Listening to remarks at the opening of Gateway Park. Boy Scouts Troop 220, who presented the flags at the ceremony, are seen in the background. Photo: Ed Johnson, KP News

Ole Hartquist was Ostrom’s partner in the saloon in Seattle from 1904 until 1914, when the two families moved to this area. Whether Ostrom bought the Pierce County property in partnership with Hartquists or sold it to them, Annie Hartquist was listed on 1924-1965 maps. She developed a farm there. When Ole died in 1921, Annie moved to Port Orchard and married a baker named Lindquist.

Ostrom also purchased two properties in Kitsap County in 1912, the northern one becoming his Horseshoe Lake Resort. By 1917, he had a dance hall, restaurant and bar, plus a two-story home there. He and his wife owned and managed the summer resort, with son Leo assistant property manager in 1920. It was the site for many local couples meeting before it closed in 1962, after Mrs. Ostrom had a bad fall. The dance hall was taken down a few years later.

Others who owned the properties included Bert Ray Leach from Illinois, a barber, in Seattle until 1942. Bert lived in Port Orchard near his parents in 1960 and owned Parcel A after Annie H.

Clarence R. Perkins, a dental technician from Tacoma and wife, Joanna, purchased Parcel B in the 1940s, and Parcel A later. Their son, Tacoma dentist C. Russell Perkins, and wife, Eleanor, came into possession of both parcels after his father died in 1980, and sold them to McWest Lumber Industries in 1985. They had property near Glencove and lived their later years there.

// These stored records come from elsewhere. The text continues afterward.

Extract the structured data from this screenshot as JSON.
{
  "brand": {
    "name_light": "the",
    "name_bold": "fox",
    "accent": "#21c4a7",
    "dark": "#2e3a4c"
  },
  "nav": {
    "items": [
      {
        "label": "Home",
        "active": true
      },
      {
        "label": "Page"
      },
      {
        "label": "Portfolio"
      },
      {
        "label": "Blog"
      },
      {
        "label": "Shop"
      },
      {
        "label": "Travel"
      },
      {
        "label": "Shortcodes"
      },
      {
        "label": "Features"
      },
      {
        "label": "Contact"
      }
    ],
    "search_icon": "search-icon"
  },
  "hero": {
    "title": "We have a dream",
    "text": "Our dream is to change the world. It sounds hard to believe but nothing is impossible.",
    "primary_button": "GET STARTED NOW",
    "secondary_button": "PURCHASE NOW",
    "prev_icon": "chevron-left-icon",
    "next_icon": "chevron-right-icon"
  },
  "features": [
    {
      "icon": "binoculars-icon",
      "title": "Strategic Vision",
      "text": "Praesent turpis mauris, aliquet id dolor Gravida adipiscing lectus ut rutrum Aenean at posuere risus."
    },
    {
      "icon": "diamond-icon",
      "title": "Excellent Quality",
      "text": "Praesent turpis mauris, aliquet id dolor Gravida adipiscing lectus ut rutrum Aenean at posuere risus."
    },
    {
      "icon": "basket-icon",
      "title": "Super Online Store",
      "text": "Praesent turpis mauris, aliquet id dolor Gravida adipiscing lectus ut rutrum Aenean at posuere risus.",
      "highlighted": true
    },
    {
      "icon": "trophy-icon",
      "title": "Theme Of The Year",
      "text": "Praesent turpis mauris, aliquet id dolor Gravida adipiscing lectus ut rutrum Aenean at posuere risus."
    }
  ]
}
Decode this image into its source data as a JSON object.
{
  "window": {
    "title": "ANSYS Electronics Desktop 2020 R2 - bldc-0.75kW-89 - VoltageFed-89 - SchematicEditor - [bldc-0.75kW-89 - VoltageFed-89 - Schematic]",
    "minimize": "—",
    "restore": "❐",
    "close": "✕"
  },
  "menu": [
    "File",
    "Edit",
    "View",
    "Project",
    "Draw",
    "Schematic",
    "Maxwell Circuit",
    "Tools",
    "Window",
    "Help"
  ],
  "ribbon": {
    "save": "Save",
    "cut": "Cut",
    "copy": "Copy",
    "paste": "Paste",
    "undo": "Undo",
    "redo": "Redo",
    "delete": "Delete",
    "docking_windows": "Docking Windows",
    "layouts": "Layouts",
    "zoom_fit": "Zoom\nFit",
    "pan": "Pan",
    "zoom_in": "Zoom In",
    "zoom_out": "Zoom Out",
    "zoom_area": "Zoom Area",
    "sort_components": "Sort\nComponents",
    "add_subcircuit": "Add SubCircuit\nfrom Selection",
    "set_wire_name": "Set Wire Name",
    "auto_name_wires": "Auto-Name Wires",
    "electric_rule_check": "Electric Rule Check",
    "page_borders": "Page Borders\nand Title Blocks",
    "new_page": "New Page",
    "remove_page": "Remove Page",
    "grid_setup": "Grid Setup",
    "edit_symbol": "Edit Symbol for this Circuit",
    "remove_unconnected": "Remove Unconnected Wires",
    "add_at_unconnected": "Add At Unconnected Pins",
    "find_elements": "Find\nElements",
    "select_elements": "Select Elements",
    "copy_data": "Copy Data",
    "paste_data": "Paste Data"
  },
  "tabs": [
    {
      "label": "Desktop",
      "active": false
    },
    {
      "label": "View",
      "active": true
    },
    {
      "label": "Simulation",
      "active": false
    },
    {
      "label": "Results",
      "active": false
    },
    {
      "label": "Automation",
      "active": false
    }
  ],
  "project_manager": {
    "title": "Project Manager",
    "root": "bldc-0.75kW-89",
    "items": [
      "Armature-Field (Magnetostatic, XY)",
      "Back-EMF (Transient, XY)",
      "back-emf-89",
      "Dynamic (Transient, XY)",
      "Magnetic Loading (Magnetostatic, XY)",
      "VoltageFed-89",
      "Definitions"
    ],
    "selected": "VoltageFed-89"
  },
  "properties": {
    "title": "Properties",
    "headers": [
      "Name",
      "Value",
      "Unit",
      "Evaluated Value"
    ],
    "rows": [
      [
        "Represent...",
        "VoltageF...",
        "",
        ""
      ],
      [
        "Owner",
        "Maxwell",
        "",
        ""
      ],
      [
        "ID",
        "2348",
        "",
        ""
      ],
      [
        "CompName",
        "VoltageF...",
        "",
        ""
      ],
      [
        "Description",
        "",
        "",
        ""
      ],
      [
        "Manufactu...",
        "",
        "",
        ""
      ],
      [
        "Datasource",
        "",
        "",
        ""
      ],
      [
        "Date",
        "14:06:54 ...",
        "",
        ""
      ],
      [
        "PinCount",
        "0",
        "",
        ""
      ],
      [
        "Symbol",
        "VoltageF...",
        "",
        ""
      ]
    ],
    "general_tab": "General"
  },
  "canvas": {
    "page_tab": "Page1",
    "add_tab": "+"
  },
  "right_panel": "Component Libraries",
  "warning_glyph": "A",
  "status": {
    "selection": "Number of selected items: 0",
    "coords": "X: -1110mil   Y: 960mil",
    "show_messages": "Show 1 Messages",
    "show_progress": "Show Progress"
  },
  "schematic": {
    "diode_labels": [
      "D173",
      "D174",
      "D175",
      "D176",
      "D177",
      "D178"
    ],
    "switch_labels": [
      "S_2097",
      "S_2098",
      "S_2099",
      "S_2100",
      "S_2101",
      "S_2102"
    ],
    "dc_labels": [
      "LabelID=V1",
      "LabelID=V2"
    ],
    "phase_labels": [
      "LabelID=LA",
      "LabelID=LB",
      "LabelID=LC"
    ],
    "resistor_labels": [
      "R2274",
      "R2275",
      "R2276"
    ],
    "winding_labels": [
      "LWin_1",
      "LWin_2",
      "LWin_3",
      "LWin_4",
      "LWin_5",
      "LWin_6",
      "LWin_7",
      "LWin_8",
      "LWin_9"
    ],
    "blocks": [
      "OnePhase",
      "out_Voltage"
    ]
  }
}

Harry and Connie Johnson bought the land from McWest in 1989 and sold it to Elmer and Betty Anderson in 1995. The Johnsons built the home that is still on the property, now a caretaker home for the parks district. Anderson was a longtime KP parks commissioner involved in the long-term planning. They sold the original parcels, although with different boundaries, to Key Pen Parks in 2012.

Many different owners had these properties over the years, but only a few lived there. A great-granddaughter of Ostrom, Janet Coryell of Vaughn, said, “One of Grandpa’s properties became a park, and now another one has, too!”